Resolvi colocar meu nome por não aceitar muitas coisas ruins que nossos governantes vêm fazendo, principalmente no que diz respeito às travestis e às pessoas trans. Quero defender nossos direitos. Também coloquei meu nome para que as outras pessoas da comunidade LGBT encarem e entrem na política, assim como outros grupos, como as mulheres. A gente tem que lutar para ter voz e vez, porque nós temos nossos direitos.

Por que escolheu o Democratas?

Na verdade, eu não iria entrar no DEM, mas, o doutor Diran [Filho, vice-presidente municipal do partido e pré-candidato a vereador] e Valderico Junior me convidaram. Eu faço parte de movimentos sociais. Sou coordenadora estadual do FONATRANS, o Fórum Nacional de Travestis e Transexuais Negras e Negros. Quando me convidaram, entrei em contato com a presidente da entidade para pedir um conselho. De imediato, algumas meninas falaram que o partido é direita, isso e aquilo. Eu expliquei que fui bem acolhida. Outros partidos da cidade não me deram o apoio que o DEM está me dando. O partido quem faz somos nós.
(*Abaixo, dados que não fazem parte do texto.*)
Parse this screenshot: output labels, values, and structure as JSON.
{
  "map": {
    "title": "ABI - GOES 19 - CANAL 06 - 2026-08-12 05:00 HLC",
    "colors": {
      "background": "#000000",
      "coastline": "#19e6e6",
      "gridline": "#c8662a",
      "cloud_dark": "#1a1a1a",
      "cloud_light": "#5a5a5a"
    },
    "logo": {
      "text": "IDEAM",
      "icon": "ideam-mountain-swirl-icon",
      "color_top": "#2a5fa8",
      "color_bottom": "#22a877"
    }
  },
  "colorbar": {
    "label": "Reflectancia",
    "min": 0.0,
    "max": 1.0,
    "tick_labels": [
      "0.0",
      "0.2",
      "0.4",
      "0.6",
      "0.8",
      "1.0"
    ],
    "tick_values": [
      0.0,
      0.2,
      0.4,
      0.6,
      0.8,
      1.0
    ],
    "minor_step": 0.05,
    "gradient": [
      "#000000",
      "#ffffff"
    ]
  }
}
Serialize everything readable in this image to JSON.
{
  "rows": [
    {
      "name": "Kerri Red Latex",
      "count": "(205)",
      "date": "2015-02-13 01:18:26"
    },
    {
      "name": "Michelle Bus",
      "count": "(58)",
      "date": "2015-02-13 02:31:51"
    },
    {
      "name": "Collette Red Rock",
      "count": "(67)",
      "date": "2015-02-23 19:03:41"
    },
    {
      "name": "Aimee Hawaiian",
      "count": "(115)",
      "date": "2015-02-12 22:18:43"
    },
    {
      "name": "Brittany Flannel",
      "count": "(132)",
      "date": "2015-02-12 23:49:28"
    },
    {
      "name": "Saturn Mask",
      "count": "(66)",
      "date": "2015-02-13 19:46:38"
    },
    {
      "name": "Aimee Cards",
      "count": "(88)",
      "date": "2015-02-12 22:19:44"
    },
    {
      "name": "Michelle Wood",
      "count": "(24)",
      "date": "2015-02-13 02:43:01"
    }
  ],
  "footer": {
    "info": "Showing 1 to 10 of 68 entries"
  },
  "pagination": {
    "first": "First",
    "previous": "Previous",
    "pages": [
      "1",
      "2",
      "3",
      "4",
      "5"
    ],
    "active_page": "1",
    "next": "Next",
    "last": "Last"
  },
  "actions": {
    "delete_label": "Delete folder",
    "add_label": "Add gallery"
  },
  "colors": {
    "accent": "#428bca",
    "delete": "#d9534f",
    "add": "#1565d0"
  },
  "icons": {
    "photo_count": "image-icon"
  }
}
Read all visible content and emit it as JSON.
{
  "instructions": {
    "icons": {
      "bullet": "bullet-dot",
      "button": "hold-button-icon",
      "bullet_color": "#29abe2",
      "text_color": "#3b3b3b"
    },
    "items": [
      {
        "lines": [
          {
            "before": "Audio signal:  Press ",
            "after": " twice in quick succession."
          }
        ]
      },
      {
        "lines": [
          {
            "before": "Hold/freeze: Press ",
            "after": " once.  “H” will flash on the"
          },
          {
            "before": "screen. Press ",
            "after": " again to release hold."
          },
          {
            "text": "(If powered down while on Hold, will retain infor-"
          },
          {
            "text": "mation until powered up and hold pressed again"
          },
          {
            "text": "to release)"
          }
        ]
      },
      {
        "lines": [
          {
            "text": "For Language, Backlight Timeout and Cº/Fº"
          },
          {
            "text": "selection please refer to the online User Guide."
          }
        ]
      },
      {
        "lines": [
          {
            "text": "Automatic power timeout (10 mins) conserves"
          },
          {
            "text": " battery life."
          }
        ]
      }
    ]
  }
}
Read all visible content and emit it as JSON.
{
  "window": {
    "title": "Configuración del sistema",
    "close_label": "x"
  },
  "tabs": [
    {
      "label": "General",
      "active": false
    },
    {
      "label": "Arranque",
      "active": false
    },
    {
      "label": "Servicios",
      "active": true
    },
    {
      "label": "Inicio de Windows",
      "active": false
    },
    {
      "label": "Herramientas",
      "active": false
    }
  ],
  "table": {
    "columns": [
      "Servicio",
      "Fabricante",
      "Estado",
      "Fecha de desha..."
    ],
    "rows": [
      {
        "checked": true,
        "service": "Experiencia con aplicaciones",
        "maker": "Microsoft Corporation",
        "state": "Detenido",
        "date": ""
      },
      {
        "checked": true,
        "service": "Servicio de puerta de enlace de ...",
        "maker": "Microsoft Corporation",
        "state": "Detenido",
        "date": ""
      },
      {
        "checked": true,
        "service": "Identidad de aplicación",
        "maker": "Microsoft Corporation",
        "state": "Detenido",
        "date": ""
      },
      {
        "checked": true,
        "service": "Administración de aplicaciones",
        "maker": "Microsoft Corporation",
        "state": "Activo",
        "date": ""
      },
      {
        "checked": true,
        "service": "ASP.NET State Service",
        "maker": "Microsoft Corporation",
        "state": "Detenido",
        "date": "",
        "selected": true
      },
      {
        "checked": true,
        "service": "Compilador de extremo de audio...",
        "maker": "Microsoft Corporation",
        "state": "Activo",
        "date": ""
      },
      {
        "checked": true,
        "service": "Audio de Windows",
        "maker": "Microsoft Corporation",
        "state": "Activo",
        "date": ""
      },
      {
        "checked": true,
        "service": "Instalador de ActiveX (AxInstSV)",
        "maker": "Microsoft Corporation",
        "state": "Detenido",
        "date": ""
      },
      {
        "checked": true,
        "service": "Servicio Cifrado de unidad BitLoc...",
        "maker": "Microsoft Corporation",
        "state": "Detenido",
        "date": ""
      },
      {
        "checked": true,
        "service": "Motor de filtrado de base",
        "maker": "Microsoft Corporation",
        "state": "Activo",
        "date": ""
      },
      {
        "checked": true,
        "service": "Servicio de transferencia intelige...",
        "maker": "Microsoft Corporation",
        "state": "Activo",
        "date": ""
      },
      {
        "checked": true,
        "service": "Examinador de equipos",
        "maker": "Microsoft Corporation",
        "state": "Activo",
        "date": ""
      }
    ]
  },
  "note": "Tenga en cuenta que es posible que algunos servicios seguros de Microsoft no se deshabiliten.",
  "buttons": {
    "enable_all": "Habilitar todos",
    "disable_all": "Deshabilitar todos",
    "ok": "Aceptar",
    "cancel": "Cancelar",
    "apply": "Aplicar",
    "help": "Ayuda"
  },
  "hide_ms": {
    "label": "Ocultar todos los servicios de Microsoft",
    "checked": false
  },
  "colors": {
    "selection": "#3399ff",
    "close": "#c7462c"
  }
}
O que você pode fazer de mais importante por Ilhéus, se for eleita vereadora?

Minha bandeira principal é a de apoio às causas LGBT, mas também de toda a sociedade. Quero trabalhar por todas as pessoas e especialmente por minha comunidade, que é a Zona Sul. Muitos prefeitos, infelizmente, não fizeram nada lá. Também acredito que a comunidade LGBT, especialmente travestis e transexuais, precisa de mais espaço no mercado de trabalho. Por que um travesti não pode trabalhar numa loja do comércio? Ela pode, todo mundo é capaz. Na maioria das vezes, o que falta é oportunidade. Tem gente que pensa que a pessoa não vai ter um comportamento adequado por causa da orientação sexual. Isso é preconceito.

Qual é o seu papel no DEM Diversidade?

Presidente. Algumas pessoas preferem “presidenta”.

Você prefere como?

Presidente.

A conversa nos trouxe ao tema da linguagem. Existe um debate sobre como os diferentes discursos se referem à comunidade LGBT. Uma das questões é a origem da orientação afetiva: se é uma característica que nasce com a pessoa, se é construída socialmente, ou, ainda, o resultado da convergência entre biologia e psique. O tema parece muito controverso. Como você descreve a sua experiência?

Eu acredito que nasce com a pessoa. Na reunião de sábado [que instituiu formalmente o DEM Diversidade], eu até falei que ninguém vira gay, já nasce, porque a pessoa não vai chegar lá e falar: “Hoje eu resolvi ser gay”. Não vira, já nasce gay.